La Russie, ultime garde-fou d’une guerre entre le Liban et Israël ?

Pour la septième fois en deux ans, Benyamin Netanyahou a rencontré Vladimir Poutine, à la veille de la conférence pour la paix en Syrie qui s’est tenue à Sotchi mardi 30 janvier pour lui rappeler son opposition à l’expansion iranienne en Syrie et au Liban.

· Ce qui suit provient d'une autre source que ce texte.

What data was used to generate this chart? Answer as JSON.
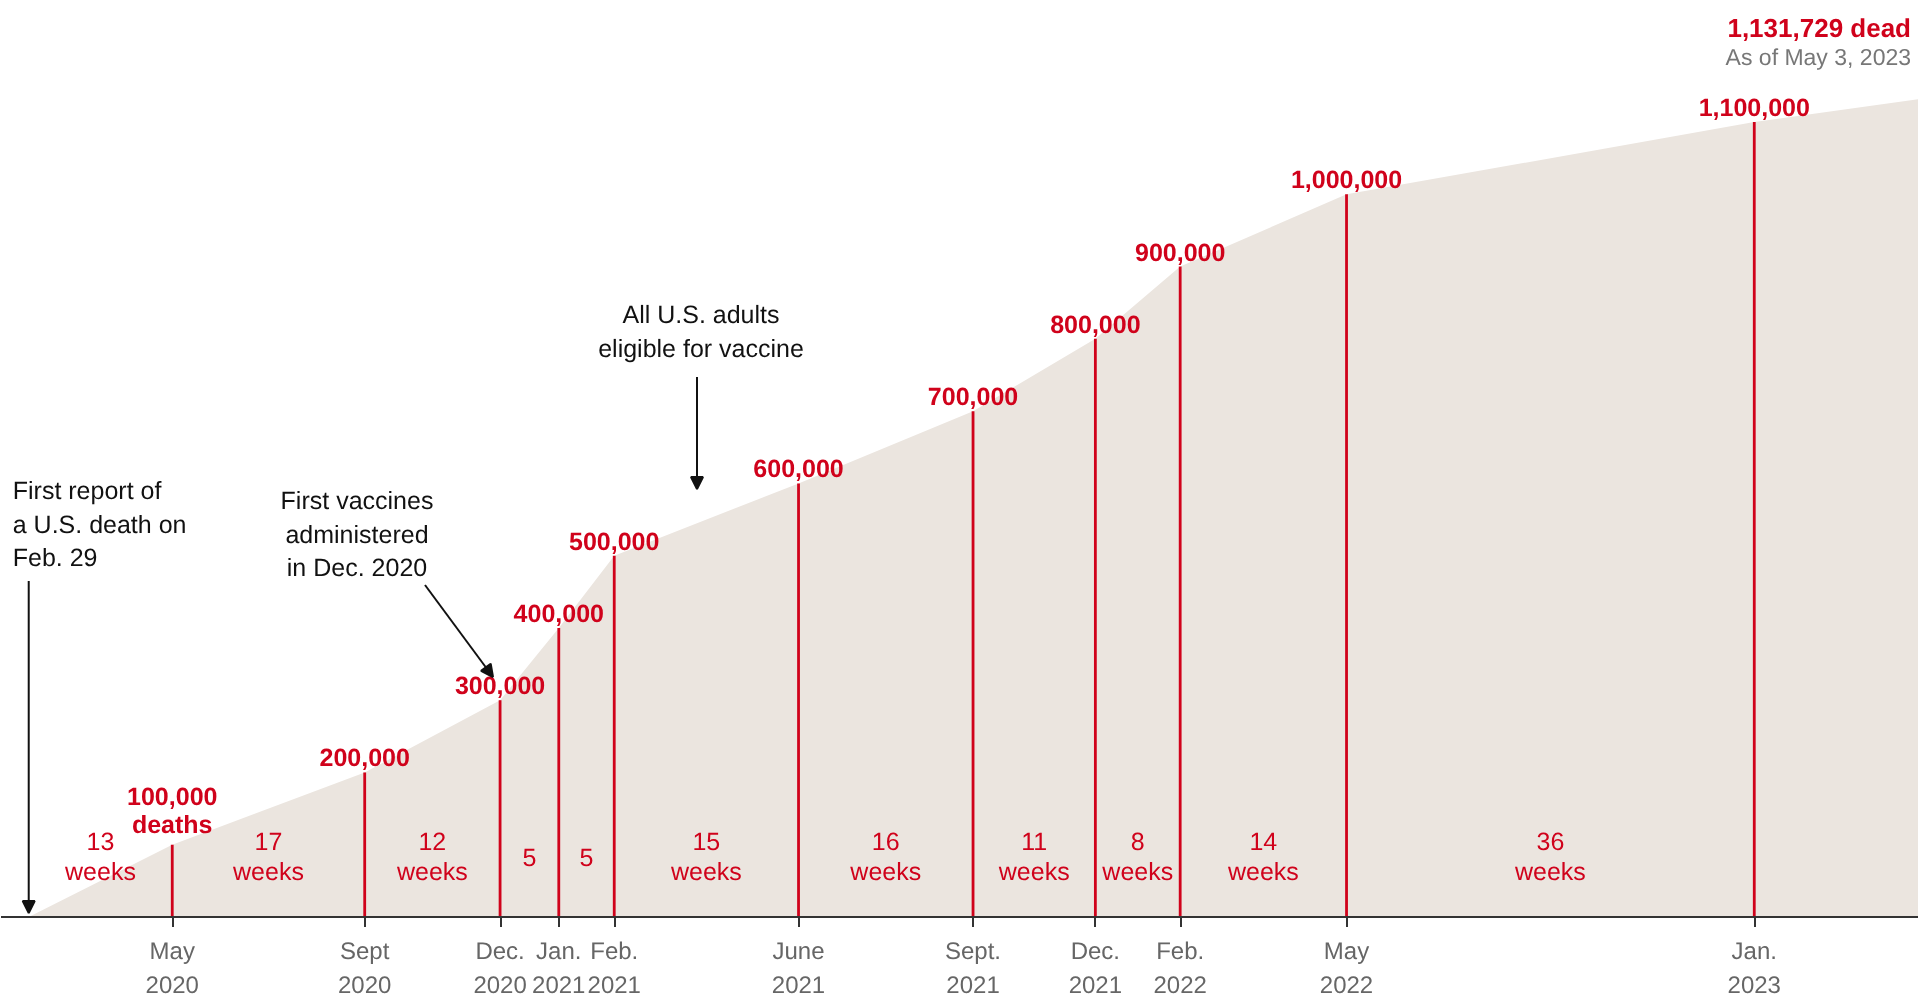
{
  "chart_data": {
    "type": "area",
    "subtitle": "As of May 3, 2023",
    "xlim": [
      "2020-02-12",
      "2023-05-03"
    ],
    "tick_labels": "x",
    "xticks": [
      {
        "value": "2020-05-27",
        "label": "May\n2020"
      },
      {
        "value": "2020-09-22",
        "label": "Sept\n2020"
      },
      {
        "value": "2020-12-14",
        "label": "Dec.\n2020"
      },
      {
        "value": "2021-01-19",
        "label": "Jan.\n2021"
      },
      {
        "value": "2021-02-22",
        "label": "Feb.\n2021"
      },
      {
        "value": "2021-06-15",
        "label": "June\n2021"
      },
      {
        "value": "2021-09-30",
        "label": "Sept.\n2021"
      },
      {
        "value": "2021-12-14",
        "label": "Dec.\n2021"
      },
      {
        "value": "2022-02-04",
        "label": "Feb.\n2022"
      },
      {
        "value": "2022-05-17",
        "label": "May\n2022"
      },
      {
        "value": "2023-01-22",
        "label": "Jan.\n2023"
      }
    ],
    "series": [
      {
        "color": "#ebe5df",
        "x": [
          "2020-02-29",
          "2020-05-27",
          "2020-09-22",
          "2020-12-14",
          "2021-01-19",
          "2021-02-22",
          "2021-06-15",
          "2021-09-30",
          "2021-12-14",
          "2022-02-04",
          "2022-05-17",
          "2023-01-22",
          "2023-05-03"
        ],
        "values": [
          0,
          100000,
          200000,
          300000,
          400000,
          500000,
          600000,
          700000,
          800000,
          900000,
          1000000,
          1100000,
          1131729
        ]
      },
      {
        "type": "bar",
        "color": "#d0021b",
        "x": [
          "2020-05-27",
          "2020-09-22",
          "2020-12-14",
          "2021-01-19",
          "2021-02-22",
          "2021-06-15",
          "2021-09-30",
          "2021-12-14",
          "2022-02-04",
          "2022-05-17",
          "2023-01-22"
        ],
        "values": [
          100000,
          200000,
          300000,
          400000,
          500000,
          600000,
          700000,
          800000,
          900000,
          1000000,
          1100000
        ],
        "value_labels": [
          "100,000\ndeaths",
          "200,000",
          "300,000",
          "400,000",
          "500,000",
          "600,000",
          "700,000",
          "800,000",
          "900,000",
          "1,000,000",
          "1,100,000"
        ]
      }
    ],
    "annotations": [
      {
        "text": "First report of\na U.S. death on\nFeb. 29",
        "x": "2020-02-29",
        "y": 0
      },
      "First vaccines\nadministered\nin Dec. 2020",
      "All U.S. adults\neligible for vaccine",
      {
        "text": "1,131,729 dead",
        "x": "2023-05-03",
        "y": 1131729
      },
      "13\nweeks",
      "17\nweeks",
      "12\nweeks",
      "5",
      "5",
      "15\nweeks",
      "16\nweeks",
      "11\nweeks",
      "8\nweeks",
      "14\nweeks",
      "36\nweeks"
    ]
  }
}
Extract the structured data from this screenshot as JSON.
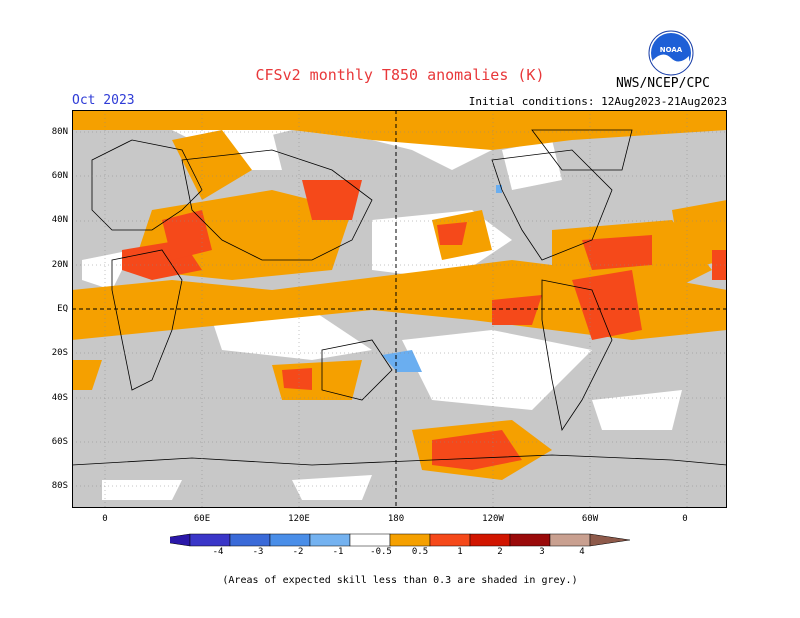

Lors d’un discours au Musée juif et centre de tolérance de Moscou où a eu lieu une cérémonie en mémoire des victimes de la Shoah, il a accusé l’Iran de vouloir « détruire » Israël, « Nous lui ferons face avec toute notre force pour garantir le caractère éternel d’Israël », avant d’ajouter qu’« il n’y aura pas d’autre Holocauste ». Il a par ailleurs indiqué qu’Israël « ne tolérera pas » que des usines de production de missiles de haute précision menaçant Israël soient construites par l’Iran au Liban, au profit de sa milice alliée, le Hezbollah chiite. « Ces usines sont déjà en chantier, et les Russes comprennent parfaitement pourquoi nous prenons les risques encourus au sérieux », a-t-il déclaré.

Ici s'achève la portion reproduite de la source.